Im Preußischen Landtag hat der Abgeordnete Heilmann berichtet, daß aus den beschlagnahmten Putschplänen eine Verbindung zwischen der Reichswehr und dem Oberst v. Luck vom Sportclub Olympia erwiesen sei. Der Herr Oberst habe die Leute, die in die Reichswehr eintreten wollten, auf ihre völkische Gesinnung hin begutachtet. Im Reichstag gab Herr Külz offen zu, daß das »in vereinzelten Fällen« zuträfe. Herr Külz ist nur Stellvertreter des beurlaubten Herrn Geßler; deshalb etwas grün und schüchtern im Metier. Welch ein Kommersbuch von Humoren hätte der echte Geßler über die neugierigen Fragesteller ausgegossen! Nichts hätte der zugegeben, und die Sozis wären abgezogen mit dem ministeriellen Ratschlag, sich ein Kalbfell um die schnöden Glieder zu hängen. Was würde wohl außerhalb Deutschlands einem Kriegsminister passieren, dessen Offiziere überführt werden, mit Verschwörern unter einer Decke zu spielen, die die Rekrutierung kontrollieren und, wie gerichtlich nachgewiesen, dem Chef der Heeresleitung nach dem Leben getrachtet haben? Die im Völkerbund vertretene Republik Liberia wird so viel Romantik kopfschüttelnd ablehnen. Die Herren unsrer Wehrmacht unterstreichen so gern die Fortführung der Traditionen der alten Armee. Wer als Republikaner das als schädlich bekämpft, wird doch wünschen, eine der Traditionen des preußischen Heeres würde sorglicher gepflegt: – die Disziplin. Die ist es ja, die in einem zivilisierten Staat das geordnete Heereswesen von einer freibeuternden Soldateska sondert. Es gibt in der Reichswehr Unterrichtsstunden für die Mannschaften. Warum nur für die Mannschaften? Herr v. Seeckt sollte für seine Offiziere mindestens das Studium des ›Prinzen von Homburg‹ obligatorisch machen.

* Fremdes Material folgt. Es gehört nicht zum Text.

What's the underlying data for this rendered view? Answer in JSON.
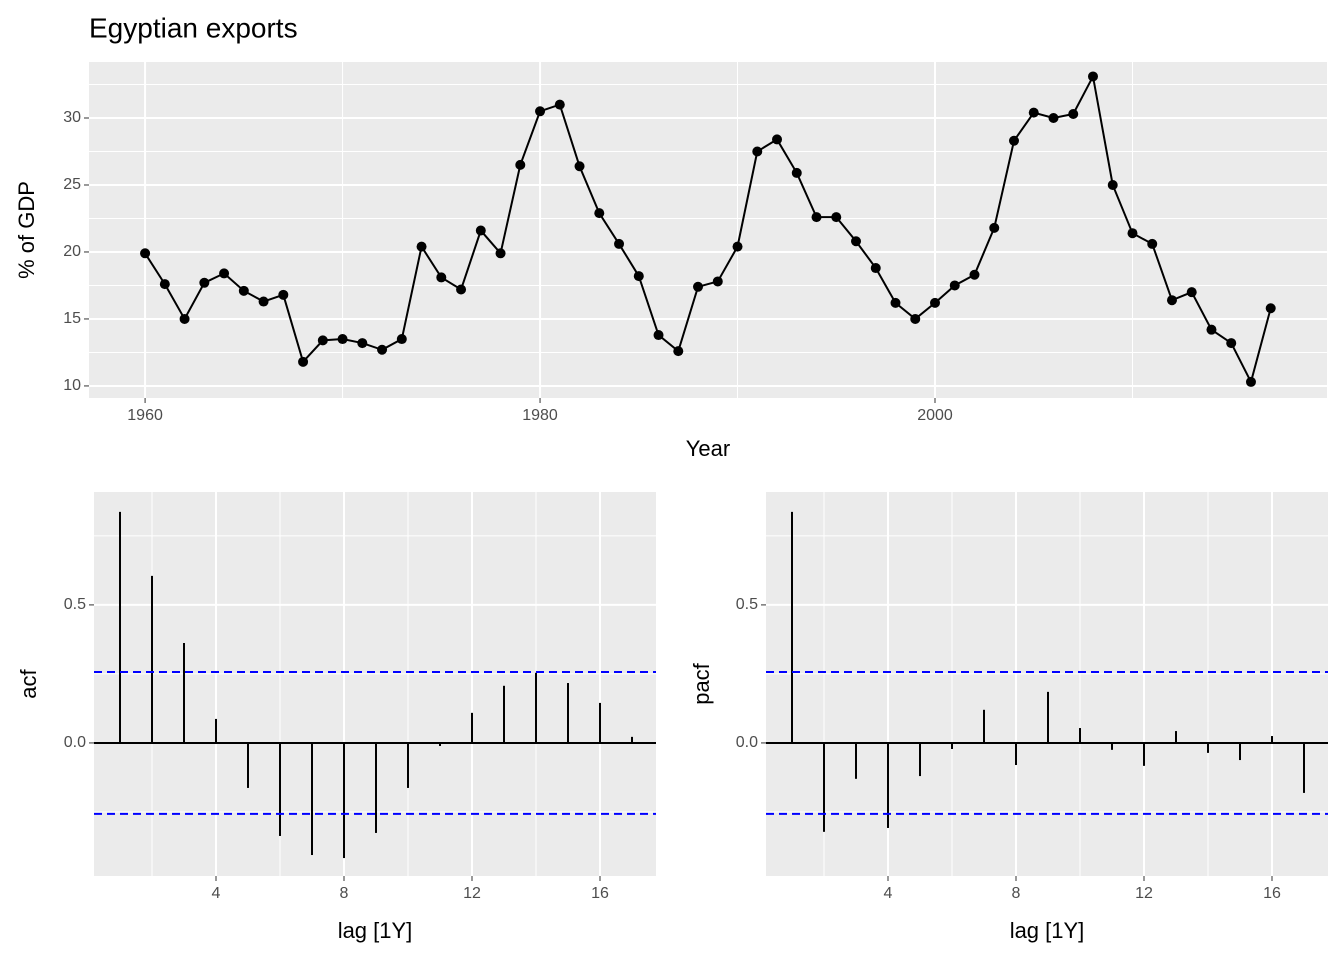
{
  "chart_data": [
    {
      "type": "line",
      "title": "Egyptian exports",
      "xlabel": "Year",
      "ylabel": "% of GDP",
      "color": "#000000",
      "x": [
        1960,
        1961,
        1962,
        1963,
        1964,
        1965,
        1966,
        1967,
        1968,
        1969,
        1970,
        1971,
        1972,
        1973,
        1974,
        1975,
        1976,
        1977,
        1978,
        1979,
        1980,
        1981,
        1982,
        1983,
        1984,
        1985,
        1986,
        1987,
        1988,
        1989,
        1990,
        1991,
        1992,
        1993,
        1994,
        1995,
        1996,
        1997,
        1998,
        1999,
        2000,
        2001,
        2002,
        2003,
        2004,
        2005,
        2006,
        2007,
        2008,
        2009,
        2010,
        2011,
        2012,
        2013,
        2014,
        2015,
        2016,
        2017
      ],
      "values": [
        19.9,
        17.6,
        15.0,
        17.7,
        18.4,
        17.1,
        16.3,
        16.8,
        11.8,
        13.4,
        13.5,
        13.2,
        12.7,
        13.5,
        20.4,
        18.1,
        17.2,
        21.6,
        19.9,
        26.5,
        30.5,
        31.0,
        26.4,
        22.9,
        20.6,
        18.2,
        13.8,
        12.6,
        17.4,
        17.8,
        20.4,
        27.5,
        28.4,
        25.9,
        22.6,
        22.6,
        20.8,
        18.8,
        16.2,
        15.0,
        16.2,
        17.5,
        18.3,
        21.8,
        28.3,
        30.4,
        30.0,
        30.3,
        33.1,
        25.0,
        21.4,
        20.6,
        16.4,
        17.0,
        14.2,
        13.2,
        10.3,
        15.8
      ],
      "xlim": [
        1957.16,
        2019.85
      ],
      "ylim": [
        9.1,
        34.18
      ],
      "xticks": [
        1960,
        1980,
        2000
      ],
      "yticks": [
        10,
        15,
        20,
        25,
        30
      ],
      "grid": true
    },
    {
      "type": "stem",
      "xlabel": "lag [1Y]",
      "ylabel": "acf",
      "color": "#000000",
      "ci": 0.257,
      "ci_color": "#0000ff",
      "x": [
        1,
        2,
        3,
        4,
        5,
        6,
        7,
        8,
        9,
        10,
        11,
        12,
        13,
        14,
        15,
        16,
        17
      ],
      "values": [
        0.837,
        0.605,
        0.362,
        0.087,
        -0.163,
        -0.337,
        -0.406,
        -0.417,
        -0.326,
        -0.163,
        -0.011,
        0.109,
        0.207,
        0.254,
        0.217,
        0.145,
        0.022
      ],
      "xlim": [
        0.1875,
        17.75
      ],
      "ylim": [
        -0.482,
        0.909
      ],
      "xticks": [
        4,
        8,
        12,
        16
      ],
      "yticks": [
        {
          "value": 0,
          "label": "0.0"
        },
        {
          "value": 0.5,
          "label": "0.5"
        }
      ],
      "grid": true
    },
    {
      "type": "stem",
      "xlabel": "lag [1Y]",
      "ylabel": "pacf",
      "color": "#000000",
      "ci": 0.257,
      "ci_color": "#0000ff",
      "x": [
        1,
        2,
        3,
        4,
        5,
        6,
        7,
        8,
        9,
        10,
        11,
        12,
        13,
        14,
        15,
        16,
        17
      ],
      "values": [
        0.837,
        -0.322,
        -0.13,
        -0.308,
        -0.12,
        -0.022,
        0.12,
        -0.08,
        0.185,
        0.054,
        -0.025,
        -0.083,
        0.043,
        -0.036,
        -0.062,
        0.025,
        -0.181
      ],
      "xlim": [
        0.1875,
        17.75
      ],
      "ylim": [
        -0.482,
        0.909
      ],
      "xticks": [
        4,
        8,
        12,
        16
      ],
      "yticks": [
        {
          "value": 0,
          "label": "0.0"
        },
        {
          "value": 0.5,
          "label": "0.5"
        }
      ],
      "grid": true
    }
  ]
}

Der junge Grütte-Lehder ist zum Verhängnis der völkischen Zentrale geworden: Wulle und Kube erwartet das Verfahren wegen Mordanstiftung. Die Bloßstellung dieser beiden Herren, die politisch heute weniger als Null sind, hat dennoch eine bestimmte Bedeutung: zum ersten Mal in den politischen Mordaffären dringt die Untersuchung bis zu den intellektuellen Urhebern vor. Eine Camorra ist damit aufgestöbert; es ist nicht die einzige; andre könnten folgen, wenn man die Mordakten nochmals revidierte. Es ist jetzt dreiviertel Jahre her, daß hier in der ›Weltbühne‹ Carl Mertens seinen ersten Artikel über die Fememorde veröffentlichte. Damit war ein bis dahin fast legendäres Thema plötzlich in den Brennpunkt gerückt. Was wäre ohne diesen Antrieb wohl geschehen? Der Oberleutnant Schultz liefe frei herum, keiner der Mörder wäre zur Rechenschaft gezogen, und der Major Buchrucker säße vielleicht neben Nicolai als Hilfsarbeiter im Reichswehrministerium.